L'urlo di Mastronardi
Cominciate a leggere "Il maestro di Vigevano" e dopo le
prime pagine comincerà a baluginare tra le righe un’immagine prima sfocata
poi, a mano a mano che vi inoltrate nel romanzo, sempre più nitida, fino a
quando riconoscerete con chiarezza "L’urlo", il famoso quadro di Edvard Munch. Una volta arrivati alla fine non ci saranno più dubbi il libro di Lucio
Mastronardi è la versione scritta di quel dipinto e il male di vivere del
maestro Mombelli è lo stesso dolore esistenziale che ha portato l’uomo di
Munch a urlare al mondo tutta la sua disperazione.
Quando nel 1962 il romanzo uscì più di un vigevanese si
adontò per l’impietoso quadro che l’autore aveva tracciato della
gente locale, intenta solo a fabbricare scarpe tra fabbriche e fabbrichette, con l’unico scopo di fare più soldi possibile. E ancora peggio la presero quelli del mondo della scuola, i colleghi e i superiori di Mastronardi, che se la legarono al
dito per sempre.
La trama del libro è nota, anche grazie al film di Elio
Petri con Alberto Sordi. Verso la fine degli anni Cinquanta il protagonista,
un modesto insegnante elementare umiliato e malpagato, si arrende alle
insistenze della moglie che gli rinfaccia quotidianamente le ristrettezze in
cui vivono e, sebbene a malincuore, lascia la scuola e si mette a fabbricare
scarpe. Ma l’avventura in un mondo a lui estraneo finisce male per cui al
nostro eroe non resta che supplicare il direttore didattico per ritornare
all’insegnamento.
Mastronardi era uno scrittore pieno di umori e guizzi, così
il romanzo è pieno di trovate e invenzioni e i vari personaggi vengono fuori
con tutti i loro tic, limiti e miserie. Valga per tutti la figura del
direttore della scuola dipinto come un insopportabile burocrate, compiaciuto
del proprio potere che si diverte a umiliare i sottoposti con futili
disquisizioni lessicali; uno di quei tromboni che ognuno di noi ha avuto
l’occasione di incrociare nella vita. Con la satira della provincia italiana
negli anni della corsa al benessere Mastronardi paventava già allora un
rischio più grande che oggi noi vediamo diventato realtà, la tendenza a
perseguire il futile, il voluttuario, anziché l’essenziale e la nascita di
un’inconciliabile strappo tra la smania di avere e la dignità dell’essere. Ma c’è di più.

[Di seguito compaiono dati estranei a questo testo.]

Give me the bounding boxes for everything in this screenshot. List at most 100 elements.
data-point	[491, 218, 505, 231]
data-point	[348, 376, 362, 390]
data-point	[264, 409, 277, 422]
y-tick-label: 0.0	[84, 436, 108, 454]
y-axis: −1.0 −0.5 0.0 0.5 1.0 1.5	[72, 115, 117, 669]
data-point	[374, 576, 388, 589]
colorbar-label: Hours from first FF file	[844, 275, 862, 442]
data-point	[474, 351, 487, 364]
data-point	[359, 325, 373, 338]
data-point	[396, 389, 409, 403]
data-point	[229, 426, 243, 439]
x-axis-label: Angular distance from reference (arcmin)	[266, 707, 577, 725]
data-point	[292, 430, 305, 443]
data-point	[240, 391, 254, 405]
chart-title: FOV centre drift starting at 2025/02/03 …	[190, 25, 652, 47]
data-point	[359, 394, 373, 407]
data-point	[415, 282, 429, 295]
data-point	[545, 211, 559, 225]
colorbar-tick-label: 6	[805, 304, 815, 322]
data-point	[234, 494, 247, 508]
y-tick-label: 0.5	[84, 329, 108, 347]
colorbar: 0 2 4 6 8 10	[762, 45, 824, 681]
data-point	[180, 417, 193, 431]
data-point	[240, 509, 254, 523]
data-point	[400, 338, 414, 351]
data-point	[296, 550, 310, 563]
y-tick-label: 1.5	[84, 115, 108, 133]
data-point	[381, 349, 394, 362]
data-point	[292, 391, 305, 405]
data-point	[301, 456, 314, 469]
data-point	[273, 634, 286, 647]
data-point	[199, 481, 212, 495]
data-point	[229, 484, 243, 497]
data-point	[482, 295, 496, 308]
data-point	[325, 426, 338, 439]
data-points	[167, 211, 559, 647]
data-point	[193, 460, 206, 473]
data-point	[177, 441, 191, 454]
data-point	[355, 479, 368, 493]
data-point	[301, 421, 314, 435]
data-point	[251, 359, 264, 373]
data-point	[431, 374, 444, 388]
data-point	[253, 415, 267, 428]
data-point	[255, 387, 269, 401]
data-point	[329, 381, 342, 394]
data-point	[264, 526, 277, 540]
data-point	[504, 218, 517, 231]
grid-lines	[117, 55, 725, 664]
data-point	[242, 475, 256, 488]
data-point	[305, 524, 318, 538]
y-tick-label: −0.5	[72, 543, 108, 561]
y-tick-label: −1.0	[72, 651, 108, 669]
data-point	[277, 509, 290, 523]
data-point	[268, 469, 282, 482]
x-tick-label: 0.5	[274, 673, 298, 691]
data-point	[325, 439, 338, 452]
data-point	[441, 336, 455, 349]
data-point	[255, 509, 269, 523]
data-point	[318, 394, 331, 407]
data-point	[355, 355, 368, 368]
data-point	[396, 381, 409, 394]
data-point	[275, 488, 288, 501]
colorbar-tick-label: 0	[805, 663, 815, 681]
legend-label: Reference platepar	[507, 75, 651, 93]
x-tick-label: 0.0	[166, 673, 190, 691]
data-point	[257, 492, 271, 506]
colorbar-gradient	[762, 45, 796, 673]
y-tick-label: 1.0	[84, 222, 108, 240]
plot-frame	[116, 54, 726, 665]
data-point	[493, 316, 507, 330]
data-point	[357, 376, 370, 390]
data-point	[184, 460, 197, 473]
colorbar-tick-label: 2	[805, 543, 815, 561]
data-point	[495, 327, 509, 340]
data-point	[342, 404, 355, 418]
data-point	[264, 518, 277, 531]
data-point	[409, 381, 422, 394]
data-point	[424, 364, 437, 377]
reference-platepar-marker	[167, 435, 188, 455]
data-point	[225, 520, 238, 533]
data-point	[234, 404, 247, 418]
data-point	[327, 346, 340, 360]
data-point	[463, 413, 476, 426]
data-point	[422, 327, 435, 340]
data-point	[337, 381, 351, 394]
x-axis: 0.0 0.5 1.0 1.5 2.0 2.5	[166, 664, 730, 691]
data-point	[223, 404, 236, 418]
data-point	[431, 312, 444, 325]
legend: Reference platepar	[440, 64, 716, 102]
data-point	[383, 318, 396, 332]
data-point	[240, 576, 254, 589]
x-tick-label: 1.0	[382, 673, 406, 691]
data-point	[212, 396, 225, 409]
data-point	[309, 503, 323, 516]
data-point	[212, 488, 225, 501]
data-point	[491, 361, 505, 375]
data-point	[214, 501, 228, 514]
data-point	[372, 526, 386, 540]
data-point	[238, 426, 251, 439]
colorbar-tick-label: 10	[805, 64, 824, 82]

La figura dell’umile maestro di scuola che pretende di
vivere in rigorosa ma onesta povertà ed è impegnato in un’azione di folle
resistenza contro un ambiente che finisce per stritolarlo diventa simbolo di
una condizione umana ed ecco allora che si trasfigura nel piccolo uomo di
Munch, solo e disperato, a cui non resta che lanciare un urlo straziante. E
Lucio Mastronardi quello strazio lo visse anche personalmente era un uomo
sensibile, spigoloso, dalla personalità complessa, per molti versi simile a
Luciano Bianciardi, un altro scrittore contro tutto e contro tutti. Con
un’infanzia tribolata alle spalle, Mastronardi, figlio di una maestra, fu
maestro egli stesso anche se non amava insegnare, in perenne conflitto con il
mondo della scuola; fragile di nervi e vulnerabile non aveva l’animo per
reggere il difficile rapporto con la piccola Vigevano indispettita dai suoi
romanzi e con un mondo in cui faticava a trovare il suo posto.
In una piovosa giornata di primavera del 1979 fu visto incamminarsi solo, chino sotto la pioggia, verso il ponte del Ticino, una
scena che richiama molto da vicino quella dipinta da Munch ne "L’urlo" con
quella strana luce e quell’uomo solo sopra un ponte. Mastronardi verrà trovato
due giorni dopo, impigliato in un’ansa del fiume, annegato. Non aveva ancora
49 anni e nessuno sa se all’ultimo momento anche lui abbia lanciato un urlo.